Reviewing books, films, video games and all things science fiction.
Tuesday, 24 July 2018
Metal Fatigue (Video Game Review)
Homogenization plagues any genre or medium as time goes on. Developers are more likely to follow a successful formula over branching out when met with tight deadlines, and it’s always best to build on a success than start anew. The unfortunate sacrifice in the name of more reliable successes is innovation (actual innovation, not the Ubisoft brand of the word) with the daring risks and messily ambitious designs of a genre’s formative years. When it comes to RTS games, few epitomise this lost art better than Metal Fatigue.
The main appeal of Metal Fatigue is how it approaches its subject matter, especially when it comes to offering a new dimension to engagements. While you might have the usual mix of tanks, troops, planes and giant sci-fi robots the map isn’t the usual single plane you’d expect. Instead it’s divided between low orbit, land, and underground with certain units able to move up and down between the three. Shoot down a plane and it will fall down through one zone to the next. Fail to properly guard the underground, and suddenly a swarm of subterranean tanks might spring up inside your base.
Each zone provides unique benefits, as the land is the best location for buildings, while the underground is one of the most suitable areas for thermal energy from lava. Orbit, meanwhile, is the best location for solar panels and some of the game’s big weapons: Railgun platforms. Yet it’s not the railguns people will remember but the Combots; giant mecha you can wholly customise. Torso, arms, legs, the lot, can be swapped out and reworked to tailor make a new mecha. While each of the three factions has their own preferences - the usual powerhouse, sneaky one, and balanced mob - these can be retooled to fit a number of roles.

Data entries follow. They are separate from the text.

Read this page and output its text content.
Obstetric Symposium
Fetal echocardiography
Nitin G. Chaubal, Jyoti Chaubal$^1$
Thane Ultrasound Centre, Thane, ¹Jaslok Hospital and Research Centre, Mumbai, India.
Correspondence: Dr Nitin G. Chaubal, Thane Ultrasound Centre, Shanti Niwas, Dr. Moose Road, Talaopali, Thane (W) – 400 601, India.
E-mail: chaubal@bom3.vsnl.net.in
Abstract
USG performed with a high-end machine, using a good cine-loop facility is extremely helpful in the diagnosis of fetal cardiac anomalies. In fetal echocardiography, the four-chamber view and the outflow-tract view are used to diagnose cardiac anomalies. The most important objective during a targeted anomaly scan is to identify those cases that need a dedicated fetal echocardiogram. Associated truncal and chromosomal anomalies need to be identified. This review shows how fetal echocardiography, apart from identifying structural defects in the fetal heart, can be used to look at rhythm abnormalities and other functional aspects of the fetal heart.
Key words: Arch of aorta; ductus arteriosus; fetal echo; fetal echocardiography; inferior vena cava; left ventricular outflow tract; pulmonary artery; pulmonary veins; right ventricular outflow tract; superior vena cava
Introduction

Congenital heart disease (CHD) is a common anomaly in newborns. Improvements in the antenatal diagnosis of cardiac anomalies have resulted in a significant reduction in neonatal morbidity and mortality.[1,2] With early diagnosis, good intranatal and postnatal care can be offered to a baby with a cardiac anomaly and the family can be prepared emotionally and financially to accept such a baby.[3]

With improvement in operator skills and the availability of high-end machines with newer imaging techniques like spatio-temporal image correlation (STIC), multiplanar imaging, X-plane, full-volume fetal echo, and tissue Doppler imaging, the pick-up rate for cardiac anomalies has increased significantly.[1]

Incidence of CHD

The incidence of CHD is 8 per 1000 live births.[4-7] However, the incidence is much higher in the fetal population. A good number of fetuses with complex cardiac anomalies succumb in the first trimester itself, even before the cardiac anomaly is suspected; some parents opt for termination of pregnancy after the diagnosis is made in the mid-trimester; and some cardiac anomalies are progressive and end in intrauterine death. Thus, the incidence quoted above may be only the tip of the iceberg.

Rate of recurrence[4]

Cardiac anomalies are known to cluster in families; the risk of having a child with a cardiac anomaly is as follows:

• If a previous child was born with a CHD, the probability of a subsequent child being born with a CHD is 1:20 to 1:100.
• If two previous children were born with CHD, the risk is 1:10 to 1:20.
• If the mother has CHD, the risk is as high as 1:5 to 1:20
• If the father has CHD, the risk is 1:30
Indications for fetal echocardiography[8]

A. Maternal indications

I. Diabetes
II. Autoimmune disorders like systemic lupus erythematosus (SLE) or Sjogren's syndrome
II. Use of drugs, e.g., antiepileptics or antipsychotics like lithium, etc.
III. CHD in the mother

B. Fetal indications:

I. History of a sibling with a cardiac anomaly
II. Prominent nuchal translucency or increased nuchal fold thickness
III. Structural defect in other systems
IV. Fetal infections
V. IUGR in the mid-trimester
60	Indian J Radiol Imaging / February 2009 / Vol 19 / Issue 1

Unfortunately, where Metal Fatigue tends to go wrong is when its ambition exceeds its capabilities. Besides a mix of irritating bugs which makes certain swarm units more effective than they should be, the user interface is frustratingly spartan and poorly laid out. In addition to this, most winning strategies rely heavily on hard countering units and ambushes, a problem which is exacerbated by how often underground environments lead to bottlenecks and stalemates. Equally, the mechs themselves lack balance in terms of their parts, which allows camouflage torsos and jump jet leg equipped Combots to ambush and annihilate whole armies.
The end result of all this is a game which is brilliant, inventive and creative, but is unrefined. It’s akin to playing Tiberium Dawn today, it’s entertaining but it needs a sequel to iron out all of the problems. It’s just a shame we never got that one. Still, for all of its problems, Metal Fatigue still has something to offer even modern-day players.